Without specialized knowledge, it's genuinely hard to know what to think about PRISM.
On the one hand, it's deeply unsettling to know that an administration that has shown a decided tendency to harass and abuse its critics could even potentially have access to personal information about Americans. It's hard to have any sympathy for President Obama as torrents of criticism from across the political spectrum rain down on him, given his hypocrisy and exploitation of similar issues in his political campaigns.

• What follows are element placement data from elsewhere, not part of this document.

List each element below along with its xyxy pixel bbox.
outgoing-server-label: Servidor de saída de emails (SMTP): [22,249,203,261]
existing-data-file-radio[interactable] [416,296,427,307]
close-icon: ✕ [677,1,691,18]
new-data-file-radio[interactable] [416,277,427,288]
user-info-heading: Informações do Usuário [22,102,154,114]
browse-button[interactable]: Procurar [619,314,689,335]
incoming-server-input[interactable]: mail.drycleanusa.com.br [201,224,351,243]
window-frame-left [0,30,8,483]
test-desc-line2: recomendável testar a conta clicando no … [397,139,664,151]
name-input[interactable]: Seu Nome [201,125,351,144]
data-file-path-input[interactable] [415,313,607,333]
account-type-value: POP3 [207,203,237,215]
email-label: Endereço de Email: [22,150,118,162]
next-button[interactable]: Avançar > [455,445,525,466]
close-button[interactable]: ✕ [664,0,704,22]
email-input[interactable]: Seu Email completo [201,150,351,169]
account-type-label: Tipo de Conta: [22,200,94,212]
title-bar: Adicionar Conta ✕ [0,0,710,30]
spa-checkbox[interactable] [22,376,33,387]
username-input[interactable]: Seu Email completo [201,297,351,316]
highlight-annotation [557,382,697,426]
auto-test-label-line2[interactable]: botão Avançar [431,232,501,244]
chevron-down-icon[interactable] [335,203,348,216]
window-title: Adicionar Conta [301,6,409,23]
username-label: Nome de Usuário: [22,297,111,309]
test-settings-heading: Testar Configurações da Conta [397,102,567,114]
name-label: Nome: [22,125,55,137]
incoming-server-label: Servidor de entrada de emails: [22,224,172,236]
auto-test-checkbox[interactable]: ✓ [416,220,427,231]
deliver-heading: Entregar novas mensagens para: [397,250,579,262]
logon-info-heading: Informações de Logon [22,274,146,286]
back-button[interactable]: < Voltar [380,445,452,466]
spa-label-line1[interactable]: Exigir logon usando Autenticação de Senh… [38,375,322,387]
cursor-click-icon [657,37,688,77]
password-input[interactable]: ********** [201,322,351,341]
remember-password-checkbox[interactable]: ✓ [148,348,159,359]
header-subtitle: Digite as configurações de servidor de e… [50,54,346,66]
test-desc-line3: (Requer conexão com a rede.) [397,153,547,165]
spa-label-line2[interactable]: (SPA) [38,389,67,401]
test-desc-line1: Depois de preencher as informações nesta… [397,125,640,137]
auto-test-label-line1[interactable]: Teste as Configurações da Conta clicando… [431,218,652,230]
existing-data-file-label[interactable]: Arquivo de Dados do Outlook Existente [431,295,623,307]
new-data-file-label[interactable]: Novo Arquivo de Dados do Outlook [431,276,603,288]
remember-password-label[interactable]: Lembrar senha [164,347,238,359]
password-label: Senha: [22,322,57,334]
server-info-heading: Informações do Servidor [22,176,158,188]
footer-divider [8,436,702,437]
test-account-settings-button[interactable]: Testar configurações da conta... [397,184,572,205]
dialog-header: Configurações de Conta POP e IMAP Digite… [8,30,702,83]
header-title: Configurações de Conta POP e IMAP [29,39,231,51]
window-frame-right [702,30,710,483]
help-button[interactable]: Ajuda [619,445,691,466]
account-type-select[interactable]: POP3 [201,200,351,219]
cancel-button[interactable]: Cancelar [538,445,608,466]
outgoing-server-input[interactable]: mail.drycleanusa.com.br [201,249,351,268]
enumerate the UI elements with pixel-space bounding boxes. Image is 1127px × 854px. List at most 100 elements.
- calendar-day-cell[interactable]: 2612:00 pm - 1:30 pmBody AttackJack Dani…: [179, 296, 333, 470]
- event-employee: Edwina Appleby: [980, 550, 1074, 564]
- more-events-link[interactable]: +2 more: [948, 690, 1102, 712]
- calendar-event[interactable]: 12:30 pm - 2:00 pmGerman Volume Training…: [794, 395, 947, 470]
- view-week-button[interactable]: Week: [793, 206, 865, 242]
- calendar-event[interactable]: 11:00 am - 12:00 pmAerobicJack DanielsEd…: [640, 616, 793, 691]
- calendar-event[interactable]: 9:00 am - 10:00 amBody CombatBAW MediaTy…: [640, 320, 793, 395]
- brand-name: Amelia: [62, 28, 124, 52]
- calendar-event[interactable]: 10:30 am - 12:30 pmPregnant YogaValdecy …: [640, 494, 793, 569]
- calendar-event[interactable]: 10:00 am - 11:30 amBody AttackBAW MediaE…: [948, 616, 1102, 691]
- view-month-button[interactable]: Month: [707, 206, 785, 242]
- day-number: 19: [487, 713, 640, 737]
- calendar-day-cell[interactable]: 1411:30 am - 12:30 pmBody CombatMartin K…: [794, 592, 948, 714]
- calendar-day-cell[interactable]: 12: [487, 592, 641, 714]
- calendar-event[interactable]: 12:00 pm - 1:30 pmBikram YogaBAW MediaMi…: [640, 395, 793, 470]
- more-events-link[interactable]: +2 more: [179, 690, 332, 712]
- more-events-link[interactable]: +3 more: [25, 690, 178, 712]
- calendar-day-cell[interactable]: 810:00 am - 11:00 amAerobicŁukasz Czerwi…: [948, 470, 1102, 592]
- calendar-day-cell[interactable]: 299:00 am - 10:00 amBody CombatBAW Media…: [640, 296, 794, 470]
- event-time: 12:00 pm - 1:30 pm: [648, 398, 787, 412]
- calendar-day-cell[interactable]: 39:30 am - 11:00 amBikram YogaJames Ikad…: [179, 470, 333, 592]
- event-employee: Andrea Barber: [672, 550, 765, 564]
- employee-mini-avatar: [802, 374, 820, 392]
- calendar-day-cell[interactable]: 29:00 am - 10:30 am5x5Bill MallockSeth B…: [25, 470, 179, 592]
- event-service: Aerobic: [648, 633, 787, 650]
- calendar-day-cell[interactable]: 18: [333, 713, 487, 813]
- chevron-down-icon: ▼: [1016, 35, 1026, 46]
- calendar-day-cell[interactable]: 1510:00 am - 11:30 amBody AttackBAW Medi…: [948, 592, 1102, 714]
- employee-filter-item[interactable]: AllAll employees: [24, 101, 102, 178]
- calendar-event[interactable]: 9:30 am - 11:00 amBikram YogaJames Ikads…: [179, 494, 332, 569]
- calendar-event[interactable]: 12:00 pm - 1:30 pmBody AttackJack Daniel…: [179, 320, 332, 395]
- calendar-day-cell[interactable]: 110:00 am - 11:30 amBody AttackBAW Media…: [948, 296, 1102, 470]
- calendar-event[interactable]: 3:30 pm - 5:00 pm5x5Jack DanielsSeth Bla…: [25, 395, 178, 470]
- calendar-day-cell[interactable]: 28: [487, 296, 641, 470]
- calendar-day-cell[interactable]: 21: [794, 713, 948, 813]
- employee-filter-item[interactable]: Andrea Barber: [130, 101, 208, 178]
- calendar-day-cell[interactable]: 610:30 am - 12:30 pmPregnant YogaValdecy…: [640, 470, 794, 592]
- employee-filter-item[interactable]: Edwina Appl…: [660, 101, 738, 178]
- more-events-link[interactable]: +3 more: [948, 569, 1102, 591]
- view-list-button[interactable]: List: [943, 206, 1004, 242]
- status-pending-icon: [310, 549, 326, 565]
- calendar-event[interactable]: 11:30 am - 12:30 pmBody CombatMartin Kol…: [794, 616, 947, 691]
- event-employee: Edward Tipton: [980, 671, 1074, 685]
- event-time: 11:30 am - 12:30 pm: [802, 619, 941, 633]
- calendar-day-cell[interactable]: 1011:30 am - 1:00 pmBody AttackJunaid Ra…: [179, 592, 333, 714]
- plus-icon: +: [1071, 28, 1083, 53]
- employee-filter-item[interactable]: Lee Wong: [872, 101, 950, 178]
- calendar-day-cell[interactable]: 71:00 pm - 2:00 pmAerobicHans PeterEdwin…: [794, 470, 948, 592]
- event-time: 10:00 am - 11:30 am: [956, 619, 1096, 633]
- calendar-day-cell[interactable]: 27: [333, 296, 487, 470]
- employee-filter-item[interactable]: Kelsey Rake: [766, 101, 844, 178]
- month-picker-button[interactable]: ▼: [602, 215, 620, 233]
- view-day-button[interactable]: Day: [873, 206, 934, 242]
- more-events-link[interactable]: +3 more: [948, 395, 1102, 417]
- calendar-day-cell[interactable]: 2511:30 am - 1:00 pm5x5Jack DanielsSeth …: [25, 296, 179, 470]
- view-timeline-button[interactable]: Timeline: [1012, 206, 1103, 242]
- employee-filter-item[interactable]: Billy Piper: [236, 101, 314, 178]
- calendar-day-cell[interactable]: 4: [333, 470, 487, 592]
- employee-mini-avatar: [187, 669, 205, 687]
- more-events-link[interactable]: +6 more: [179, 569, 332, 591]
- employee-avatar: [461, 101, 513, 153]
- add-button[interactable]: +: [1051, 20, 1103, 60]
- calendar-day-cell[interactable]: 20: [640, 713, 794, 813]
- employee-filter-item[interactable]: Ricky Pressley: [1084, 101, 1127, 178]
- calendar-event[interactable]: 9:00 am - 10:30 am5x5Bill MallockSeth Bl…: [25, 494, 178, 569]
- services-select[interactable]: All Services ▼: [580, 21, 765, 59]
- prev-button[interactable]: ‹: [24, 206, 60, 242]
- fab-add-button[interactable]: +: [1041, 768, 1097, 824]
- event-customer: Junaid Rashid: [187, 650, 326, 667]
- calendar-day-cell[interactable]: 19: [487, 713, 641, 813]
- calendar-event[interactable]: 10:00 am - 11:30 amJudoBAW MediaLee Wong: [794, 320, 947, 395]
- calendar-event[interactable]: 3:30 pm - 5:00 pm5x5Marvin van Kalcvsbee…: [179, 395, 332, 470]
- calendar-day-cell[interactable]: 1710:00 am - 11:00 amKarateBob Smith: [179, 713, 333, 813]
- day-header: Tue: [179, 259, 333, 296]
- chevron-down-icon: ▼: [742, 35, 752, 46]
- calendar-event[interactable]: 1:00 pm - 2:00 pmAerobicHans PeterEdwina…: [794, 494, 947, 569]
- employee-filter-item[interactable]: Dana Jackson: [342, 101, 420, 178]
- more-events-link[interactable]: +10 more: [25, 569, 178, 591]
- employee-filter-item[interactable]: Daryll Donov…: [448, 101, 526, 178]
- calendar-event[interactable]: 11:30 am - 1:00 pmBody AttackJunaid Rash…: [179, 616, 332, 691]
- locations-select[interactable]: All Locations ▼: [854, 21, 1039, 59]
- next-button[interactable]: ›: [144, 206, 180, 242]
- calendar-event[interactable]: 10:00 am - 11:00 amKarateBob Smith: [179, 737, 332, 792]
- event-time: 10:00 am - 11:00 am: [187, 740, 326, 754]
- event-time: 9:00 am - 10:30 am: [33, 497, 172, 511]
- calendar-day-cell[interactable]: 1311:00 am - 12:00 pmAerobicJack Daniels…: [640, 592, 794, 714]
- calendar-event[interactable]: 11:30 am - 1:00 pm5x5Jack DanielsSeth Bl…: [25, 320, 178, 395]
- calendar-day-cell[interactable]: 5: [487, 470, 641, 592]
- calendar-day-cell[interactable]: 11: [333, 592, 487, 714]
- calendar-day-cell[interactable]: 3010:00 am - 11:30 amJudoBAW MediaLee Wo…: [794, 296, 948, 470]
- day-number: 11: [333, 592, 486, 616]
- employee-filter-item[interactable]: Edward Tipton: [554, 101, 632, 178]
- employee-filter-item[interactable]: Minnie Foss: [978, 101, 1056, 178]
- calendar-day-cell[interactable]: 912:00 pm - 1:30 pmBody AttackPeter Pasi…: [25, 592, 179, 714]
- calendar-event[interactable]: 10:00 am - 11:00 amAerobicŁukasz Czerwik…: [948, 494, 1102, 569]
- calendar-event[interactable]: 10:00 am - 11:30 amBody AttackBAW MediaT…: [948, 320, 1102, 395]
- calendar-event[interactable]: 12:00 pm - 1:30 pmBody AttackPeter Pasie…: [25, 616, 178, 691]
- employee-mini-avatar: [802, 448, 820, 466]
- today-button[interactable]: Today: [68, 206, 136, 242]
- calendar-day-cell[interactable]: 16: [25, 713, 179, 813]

On the other hand, none of us wants another day like 9/11/01, ever again. It's hard for any of us without special security clearances to know exactly the information to which the government has access -- whether it's metadata or actual data. And it would be tragic if conservatives' legitimate concerns about privacy and government power were simply exploited by those on the left who have long been opposed to using any meaningful methods to combat the threat of Islamofascist terrorism.
Perhaps the crowning irony would be -- as Micky Kaus posited before the emergence of the leaker -- if this were a scandal that ended up helping the President by distracting attention from entirely obvious abuses of power and wrongdoing, like the IRS scandal and Benghazi.
Some caution in evaluating the claims and counterclaims are in order. Let's make sure our quest for security doesn't end up undermining our liberty in profound and irretrievable ways -- but let's also make sure our (absolutely justified) mistrust of the President doesn't lead us to embrace policies that will ultimately result in the needless deaths of innocent Americans.